Several new studies have come out on the neuroscience of identity. I have often joked that every artist that wants to become commercially successful needs to become a cult of personality. Ask your self would a Van Goth painting be worth so much if it wasn't connected to the story of Vincent the artist? If Don MacLean didn't write his song, if the movie Lust For Life wasn't made, if Vincent's brother Theo stopped trying to sell the paintings and burned all the letters they wrote to each other.... how would Vincent Van Goth be looked at today? Would he be just another crazy guy with an eye for color and his painting just curiosity pieces? Keep in mind Van Goth never sold a painting when he was alive because his contemporaries saw him as a crazy person that they didn't want to know.

 
Reading through one study it seems that our life experiences cause our bodies to produce a whole cascade of proteins, enzymes and neural transmitters that turn on and off genes, change the brain's structure and actual create the foundations of identify. This doesn't firmly prove the mind and soul are purely the "dance of atoms" but it makes it harder to imagine these things are outside and separate from our physical  being.


Another study is investigating the use of the street drug Special K, properly known as Ketamine, for the treatment of depression.  There have been some preliminary findings where Ketamine has had a profound positive affect. Most anti-depressants can take weeks to months before they start to relieve the symptoms as treatment with Ketamine have reversed depression in only a few hours. I want to be careful in making it sound like a miracle cure but it does me wonder how fragile the chemistry of the self can be.


In 2006 John Hopkins University did a double blind study on psilocybin, the active ingredient in magic mushrooms. The subjects in the experiment were 36 college educated adults with an average age of 46. None of them had a history of drug use.

One third of the subjects that got the psilocybin and not a placebo reported they had "was the single most spiritually significant moment of their lives".  Another third had similar feelings about the experience and would place it in the top five most significant events in their lives.  Fourteen months later in a follow up survey 79% of the subjects reported an increase in well being and life satisfaction.


With drugs you would expect the potential for dramatic changes in mental states but other studies have documented the power of prayer and meditation to mold the mind. A book to recommend Is Why God Won't Go Away, Brian Science And The Biology Of Belief by Andrew Newberg. There are several chapters where Buddhist Monks and Christian Nuns had their brains scanned to see what they have in common with each other and how their brains are different than ours. I only wish they had included a few artists into the mix to see if the structure of their brains were like the average person's or more like monks and nuns.  What I found most interesting was another experiment in the book where ordinary people had specific parts of their brains stimulated by magnetic fields. They reported to have very spiritual like experiences

Personally my prejudices make me believe that art is like a spiritual experience and it can profoundly  and fundamentally shape the mind and help create a better person.


That question about what is the essence of identify is still a thorny one. If Fritz was here, he would be upset with the idea that a human being can be reduced to a few genes and peptides. Once upon a time we were divine creatures in the Garden of Eden. After eating the fruit from the Tree of Knowledge knowing a little was not enough -but the curse in seeking knowledge is the more you know the darker and stranger things appear to be.

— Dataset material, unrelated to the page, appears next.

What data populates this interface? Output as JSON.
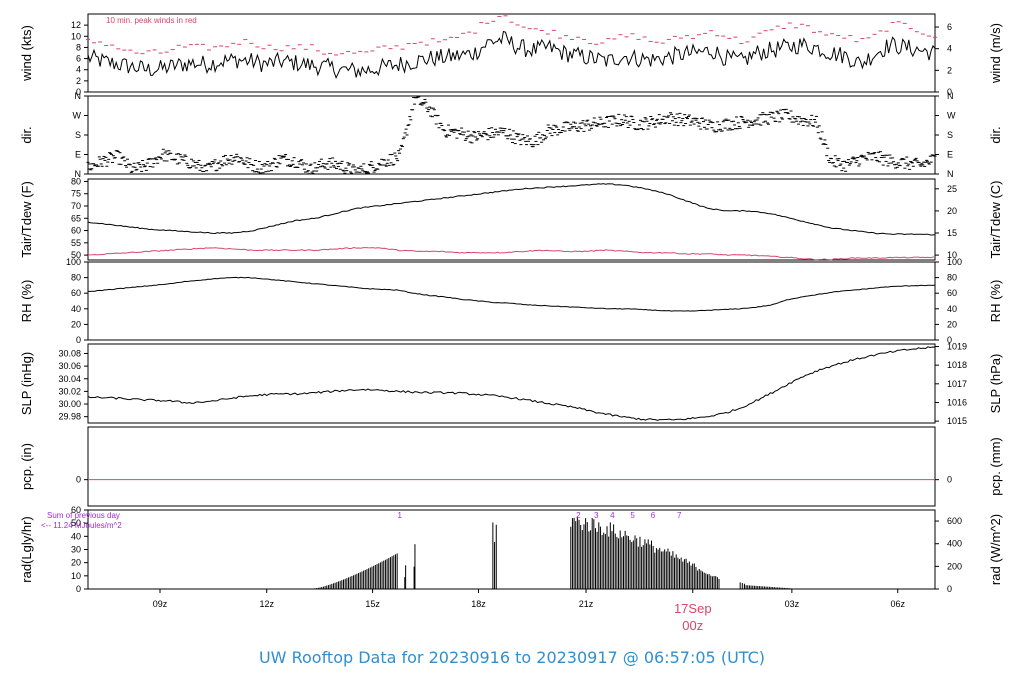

Back in 1996, the BBC broadcasted a four part mini-series titled Cold Lazarus. The story is set in a 24th century dystopian world. A cryogenic research lab had received a frozen head from the 20th century and start to retrieve the memories from the chemical signatures inside the brain.



The production is dated, the special effects are about as good as any episode of Doctor Who but the whole story does chip away at the big question -who are we? What is the real reality of human consciousness? A question that science can't answer yet but art can delve into. Art is compelled create an image where there are no defiant answers.